I live vicariously through her, because while I am married and raising a daughter, she’s living it up as a single gal and experiencing adventures no one but her could experience (which has always been true, even in college).
I always look forward to talking with her; she never lets me down with her stories from a date or… a Thursday.
I often tell her she needs to write a book on her stories. It would be a best-seller, I’m convinced.
Anyway, there is a lot to love about my friend, but two of my most favorite things about her are her spontaneity and living her life with very little regret. She is the embodiment of “live the life you love, love the life you live.” I sincerely admire her for that because I don’t think enough people take advantage of the time they’ve been given on this earth.
I know it’s said a lot (particularly when it comes to kids), but life really does start to speed up after a certain point in time. For me, it was after I graduated college. It seems like not long ago I was walking across the stage getting my diploma and now, a short eight years later, I have a career, a mortgage and a baby.
Stephen and I got married a year after we graduated college and we had an unwritten list of items we wanted to check off before really settling down with a family. Some of the more important ones were: complete graduate school, take a vacation every year (with the last pre-baby vacation being the best and most favorite – a cruise to the Caribbean), and buying a grown-up car – the SUV.
Though some made fun of us for our list, it was our way of making sure we did everything we wanted to while we could be selfish with our time. When we made the choice to have kids, we wanted to be 100 percent invested in raising them and not wishing we would have done something more.
We checked every item off our list and when we made the decision to have a baby, knowing we checked those items off helped us feel even more ready; our life as the two of us felt complete and ready to add a third. I can honestly say I don’t have anything I wish we would have done.

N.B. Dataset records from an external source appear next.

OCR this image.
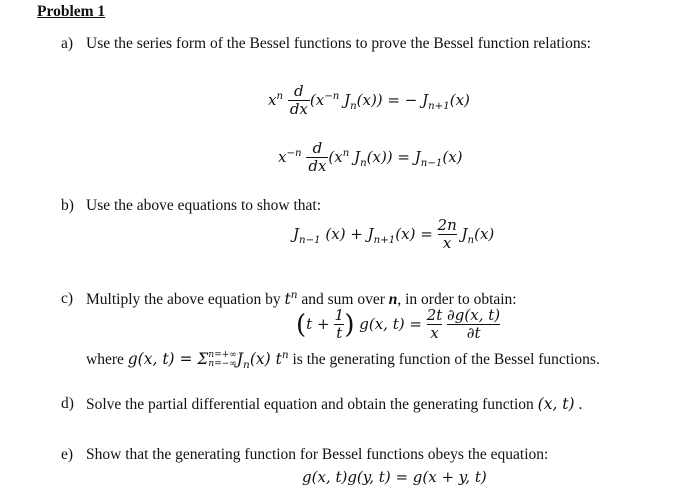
Problem 1
a) Use the series form of the Bessel functions to prove the Bessel function relations:
$x^n \frac{d}{dx} (x^{-n}$ $J_n(x)$) = − $J_{n+1}(x)$
$x^{-n} \frac{d}{dx} (x^n$ $J_n(x)) = J_{n-1}(x)$
b) Use the above equations to show that:
$J_{n-1}$ $(x) + J_{n+1}(x) = \frac{2n}{x} J_n(x)$
c) Multiply the above equation by $t^n$ and sum over n, in order to obtain:
($t + \frac{1}{t}$ ) g(x, $t) = \frac{2t}{x}$
$\frac{\partial g(x, t)}{\partial t}$
where g(x, t) = Σ n=+∞
n=−∞ $J_n(x)$ $t^n$ is the generating function of the Bessel functions.
d) Solve the partial differential equation and obtain the generating function (x, t) .
e) Show that the generating function for Bessel functions obeys the equation:
g(x, t)g(y, t) = g(x + y, t)
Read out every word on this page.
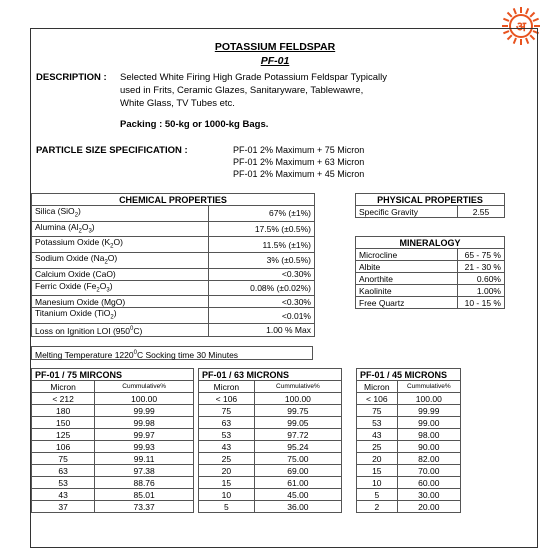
अ
POTASSIUM FELDSPAR
PF-01
DESCRIPTION : Selected White Firing High Grade Potassium Feldspar Typically
used in Frits, Ceramic Glazes, Sanitaryware, Tablewawre,
White Glass, TV Tubes etc.
Packing : 50-kg or 1000-kg Bags.
PARTICLE SIZE SPECIFICATION :	PF-01 2% Maximum + 75 Micron
PF-01 2% Maximum + 63 Micron
PF-01 2% Maximum + 45 Micron
CHEMICAL PROPERTIES	
Silica (SiO$_2$)	67% (±1%)
Alumina $(Al_2O_3)$	17.5% (±0.5%)
Potassium Oxide $(K_2O)$	11.5% (±1%)
Sodium Oxide $(Na_2O)$	3% (±0.5%)
Calcium Oxide (CaO)	<0.30%
Ferric Oxide $(Fe_2O_3)$	0.08% (±0.02%)
Manesium Oxide (MgO)	<0.30%
Titanium Oxide (TiO$_2$)	<0.01%
Loss on Ignition LOI $(950^0C)$	1.00 % Max
PHYSICAL PROPERTIES
Specific Gravity	2.55
MINERALOGY	
Microcline	65 - 75 %
Albite	21 - 30 %
Anorthite	0.60%
Kaolinite	1.00%
Free Quartz	10 - 15 %
Melting Temperature 1220$^0$C Socking time 30 Minutes
PF-01 / 75 MIRCONS	
Micron	Cummulative%
< 212	100.00
180	99.99
150	99.98
125	99.97
106	99.93
75	99.11
63	97.38
53	88.76
43	85.01
37	73.37
PF-01 / 63 MICRONS	
Micron	Cummulative%
< 106	100.00
75	99.75
63	99.05
53	97.72
43	95.24
25	75.00
20	69.00
15	61.00
10	45.00
5	36.00
PF-01 / 45 MICRONS	
Micron	Cummulative%
< 106	100.00
75	99.99
53	99.00
43	98.00
25	90.00
20	82.00
15	70.00
10	60.00
5	30.00
2	20.00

I know checking everything off a list is not in the cards for some, but no matter what order you choose to live your life, don’t live it in such a way that when you get to the end, you wonder what you did with all your time.
It is often said the greatest gift we can be given is the gift of time. Unfortunately, this usually comes up when we face the death of a loved one or, more specifically, someone who has not had the chance to live a full life.
Living your life to the fullest doesn’t have to mean traveling the world. It doesn’t even have to mean traveling down the street. Just be satisfied with how you are choosing to spend your time.
I think we should all have a bucket list. This year and next, several of my friends and I are turning 30 and creating “30 before 30” or “30 when 30” lists. There are items on these lists not even close to taking a big vacation; some of them are as simple as trying different cuisine or running a marathon.
Whatever your choices are – living the single life, having kids, traveling the country in an RV – it doesn’t matter as long as you are happy, fulfilled and can look back knowing you enjoyed every minute you were given in this life.